Qualifying for the program isn’t easy. Participants must be enrolled full-time (12-15 credit hours for undergraduates and 9-12 credit hours for grad students) and maintain a defined GPA (2.5 for undergrads, 3.0 for graduates) to qualify for the study abroad program. The participants were given opportunities to study a variety of topics from Italian history to journalism throughout the semester. The academic guidelines and courses are established to ensure students get the most out of studying abroad.
“I was part of a program for the College of Liberal and Fine Arts while I was abroad,” explained De La Garza. “Some of the classes offered during that time were Italian language, history, arts, cinema, and journalism. Since I will be getting a minor in Italian, when I am done with my Advanced Italian class this December, more opportunities will be created to work in countries outside of the United States. Overall, this experience to learn first-hand the history and language of Italy was priceless.”
Echoing her sentiment, Treviño said, “I learned to be Italian. I learned to drink, eat, dress, walk and talk like an Italian. I learned to live easy and free, to love, and I learned the importance of living with pure passion. I feel so incredibly inspired to chase all of my dreams, no matter how crazy they are.”

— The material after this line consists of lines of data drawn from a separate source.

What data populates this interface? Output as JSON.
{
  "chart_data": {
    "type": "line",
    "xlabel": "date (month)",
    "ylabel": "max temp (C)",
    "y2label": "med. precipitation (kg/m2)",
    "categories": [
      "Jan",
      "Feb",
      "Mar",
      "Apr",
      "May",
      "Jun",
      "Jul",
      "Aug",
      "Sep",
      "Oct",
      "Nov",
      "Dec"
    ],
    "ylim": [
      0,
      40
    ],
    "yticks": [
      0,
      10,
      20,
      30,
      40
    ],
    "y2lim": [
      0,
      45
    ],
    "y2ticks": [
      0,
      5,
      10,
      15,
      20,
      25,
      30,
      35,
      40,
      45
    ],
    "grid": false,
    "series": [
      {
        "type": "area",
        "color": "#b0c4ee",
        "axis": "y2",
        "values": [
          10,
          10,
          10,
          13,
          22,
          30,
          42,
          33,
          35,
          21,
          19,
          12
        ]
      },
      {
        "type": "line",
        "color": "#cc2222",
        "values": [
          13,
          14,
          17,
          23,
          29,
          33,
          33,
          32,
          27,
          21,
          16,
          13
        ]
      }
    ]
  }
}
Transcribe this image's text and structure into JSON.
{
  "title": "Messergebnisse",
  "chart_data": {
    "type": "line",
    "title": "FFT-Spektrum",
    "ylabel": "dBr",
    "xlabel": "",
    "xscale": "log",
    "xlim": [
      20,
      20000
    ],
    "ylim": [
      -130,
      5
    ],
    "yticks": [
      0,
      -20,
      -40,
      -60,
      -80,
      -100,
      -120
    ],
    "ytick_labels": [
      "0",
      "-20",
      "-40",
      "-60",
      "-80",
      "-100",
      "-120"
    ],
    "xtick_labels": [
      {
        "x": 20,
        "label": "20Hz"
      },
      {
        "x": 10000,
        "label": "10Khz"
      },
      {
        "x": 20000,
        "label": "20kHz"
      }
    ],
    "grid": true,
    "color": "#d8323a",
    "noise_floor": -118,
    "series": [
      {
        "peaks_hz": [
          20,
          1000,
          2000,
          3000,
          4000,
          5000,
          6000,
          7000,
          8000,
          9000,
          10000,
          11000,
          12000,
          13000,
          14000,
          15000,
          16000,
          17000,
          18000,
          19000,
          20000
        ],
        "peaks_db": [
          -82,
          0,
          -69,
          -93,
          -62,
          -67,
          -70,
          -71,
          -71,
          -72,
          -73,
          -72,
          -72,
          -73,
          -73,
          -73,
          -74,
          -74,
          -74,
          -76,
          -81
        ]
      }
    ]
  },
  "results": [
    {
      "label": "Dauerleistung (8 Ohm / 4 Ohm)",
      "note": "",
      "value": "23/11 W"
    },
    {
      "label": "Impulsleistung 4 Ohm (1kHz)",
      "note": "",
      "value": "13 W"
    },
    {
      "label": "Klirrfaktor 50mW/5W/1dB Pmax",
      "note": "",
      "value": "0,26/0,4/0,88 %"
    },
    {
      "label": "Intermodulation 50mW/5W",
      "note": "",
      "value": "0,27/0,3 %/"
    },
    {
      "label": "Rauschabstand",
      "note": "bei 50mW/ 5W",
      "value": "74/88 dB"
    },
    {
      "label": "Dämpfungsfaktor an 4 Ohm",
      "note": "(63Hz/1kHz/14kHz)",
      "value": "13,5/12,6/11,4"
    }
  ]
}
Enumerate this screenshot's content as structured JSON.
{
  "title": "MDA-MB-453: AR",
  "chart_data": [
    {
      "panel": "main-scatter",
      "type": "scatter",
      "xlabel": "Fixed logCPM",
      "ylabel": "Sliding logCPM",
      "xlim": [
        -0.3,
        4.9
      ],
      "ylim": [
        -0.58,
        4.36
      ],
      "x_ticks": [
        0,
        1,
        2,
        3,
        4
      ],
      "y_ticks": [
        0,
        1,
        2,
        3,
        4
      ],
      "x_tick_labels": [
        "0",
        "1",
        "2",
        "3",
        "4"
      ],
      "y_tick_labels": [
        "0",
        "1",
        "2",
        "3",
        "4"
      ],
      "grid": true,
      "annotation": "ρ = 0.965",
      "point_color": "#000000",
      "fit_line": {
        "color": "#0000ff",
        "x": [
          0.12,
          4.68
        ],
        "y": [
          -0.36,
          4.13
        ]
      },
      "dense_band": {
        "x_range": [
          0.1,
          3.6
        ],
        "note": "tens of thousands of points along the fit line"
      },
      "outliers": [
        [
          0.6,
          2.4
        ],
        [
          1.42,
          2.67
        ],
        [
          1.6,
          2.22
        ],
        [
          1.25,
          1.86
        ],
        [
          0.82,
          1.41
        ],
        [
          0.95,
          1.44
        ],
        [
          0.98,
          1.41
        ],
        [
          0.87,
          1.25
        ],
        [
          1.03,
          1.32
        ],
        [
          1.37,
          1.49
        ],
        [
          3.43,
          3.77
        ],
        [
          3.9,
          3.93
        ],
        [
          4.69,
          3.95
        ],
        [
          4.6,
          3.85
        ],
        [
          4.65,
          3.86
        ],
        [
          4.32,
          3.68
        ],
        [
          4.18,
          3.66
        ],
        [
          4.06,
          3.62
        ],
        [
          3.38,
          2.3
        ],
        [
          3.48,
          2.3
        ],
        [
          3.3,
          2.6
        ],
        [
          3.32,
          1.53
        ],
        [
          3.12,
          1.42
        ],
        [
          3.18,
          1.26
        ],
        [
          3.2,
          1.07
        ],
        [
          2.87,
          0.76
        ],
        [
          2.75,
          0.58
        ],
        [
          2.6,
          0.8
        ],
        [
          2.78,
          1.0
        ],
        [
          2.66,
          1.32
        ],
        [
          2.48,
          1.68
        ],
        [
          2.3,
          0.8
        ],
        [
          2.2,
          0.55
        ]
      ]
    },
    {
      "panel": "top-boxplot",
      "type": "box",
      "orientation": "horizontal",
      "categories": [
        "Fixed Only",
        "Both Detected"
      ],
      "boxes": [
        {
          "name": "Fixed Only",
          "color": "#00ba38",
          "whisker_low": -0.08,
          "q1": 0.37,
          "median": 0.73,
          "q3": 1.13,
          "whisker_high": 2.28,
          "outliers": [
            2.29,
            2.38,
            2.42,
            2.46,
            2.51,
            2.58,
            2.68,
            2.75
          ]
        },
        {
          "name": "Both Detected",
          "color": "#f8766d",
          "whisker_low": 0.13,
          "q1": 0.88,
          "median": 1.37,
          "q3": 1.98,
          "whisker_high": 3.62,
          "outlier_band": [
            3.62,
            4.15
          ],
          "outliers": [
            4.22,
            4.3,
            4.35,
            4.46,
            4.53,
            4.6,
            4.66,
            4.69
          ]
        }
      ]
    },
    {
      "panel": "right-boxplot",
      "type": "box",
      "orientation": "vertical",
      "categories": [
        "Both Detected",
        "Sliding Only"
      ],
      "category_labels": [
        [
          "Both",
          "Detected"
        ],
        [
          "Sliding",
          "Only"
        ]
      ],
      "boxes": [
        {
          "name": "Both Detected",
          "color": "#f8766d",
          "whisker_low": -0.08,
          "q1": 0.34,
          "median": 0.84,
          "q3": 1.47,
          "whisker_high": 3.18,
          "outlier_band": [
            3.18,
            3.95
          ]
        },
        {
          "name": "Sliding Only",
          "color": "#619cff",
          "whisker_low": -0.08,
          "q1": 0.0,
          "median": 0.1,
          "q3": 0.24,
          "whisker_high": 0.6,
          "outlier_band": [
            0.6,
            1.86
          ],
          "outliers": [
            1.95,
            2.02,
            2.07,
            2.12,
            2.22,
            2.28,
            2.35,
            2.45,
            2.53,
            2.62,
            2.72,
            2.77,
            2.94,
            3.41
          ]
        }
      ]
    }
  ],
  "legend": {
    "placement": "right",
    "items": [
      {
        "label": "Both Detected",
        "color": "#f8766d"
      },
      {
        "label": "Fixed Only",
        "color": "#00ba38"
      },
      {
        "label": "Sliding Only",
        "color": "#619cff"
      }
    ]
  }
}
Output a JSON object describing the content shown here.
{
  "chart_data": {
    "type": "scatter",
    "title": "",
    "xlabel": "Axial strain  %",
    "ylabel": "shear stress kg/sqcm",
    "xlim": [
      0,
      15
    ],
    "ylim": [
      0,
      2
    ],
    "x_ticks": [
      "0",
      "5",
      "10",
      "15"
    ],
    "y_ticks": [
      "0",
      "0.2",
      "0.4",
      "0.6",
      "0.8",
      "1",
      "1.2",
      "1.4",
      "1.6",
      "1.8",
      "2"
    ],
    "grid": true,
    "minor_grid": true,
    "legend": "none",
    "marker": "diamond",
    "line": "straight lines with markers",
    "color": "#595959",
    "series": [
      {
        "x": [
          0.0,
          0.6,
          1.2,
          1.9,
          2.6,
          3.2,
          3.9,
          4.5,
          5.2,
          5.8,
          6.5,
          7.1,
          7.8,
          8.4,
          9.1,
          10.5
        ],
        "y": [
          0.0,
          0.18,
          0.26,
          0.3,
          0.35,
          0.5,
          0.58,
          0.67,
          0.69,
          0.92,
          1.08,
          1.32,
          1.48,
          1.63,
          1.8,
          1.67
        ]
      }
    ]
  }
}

Like all good study abroad programs, the one to Urbino encouraged the students to visit places outside of the city. With such a diverse culture and landscape, the students were eager to see what else Italy and Europe had to offer.
“While in Venice, I was able to catch the pre-celebrations and first day of Carnevale,” recalled Treviño. “ I made a weekend trip down to Naples and was there to witness the chaos of the presidential elections in southern Italy. During our spring break we were even lucky enough to catch a Futbol Club Barcelona game at their home stadium. While in Rome, we stayed near the Vatican and walked with thousands to catch a glimpse of the new ‘Papa’ as he made his first address to Italy and the world.”
Whether they were studying Italian, mentally deconstructing ancient engineering, or traveling the countryside, De La Garza and Treviño acknowledge the trip to Urbino will have a life-long impact.
“The funny thing is that the experience is still ongoing for me. I was lucky enough to study and travel with some of the best individuals I have ever met,” explained Treviño. “The bonds that grew while living with these newfound friends are so incredibly strong. I love every single moment that I shared with them there and the ones we have shared since. Because of them I have the best memories. The places were beautiful, but they are amazing.”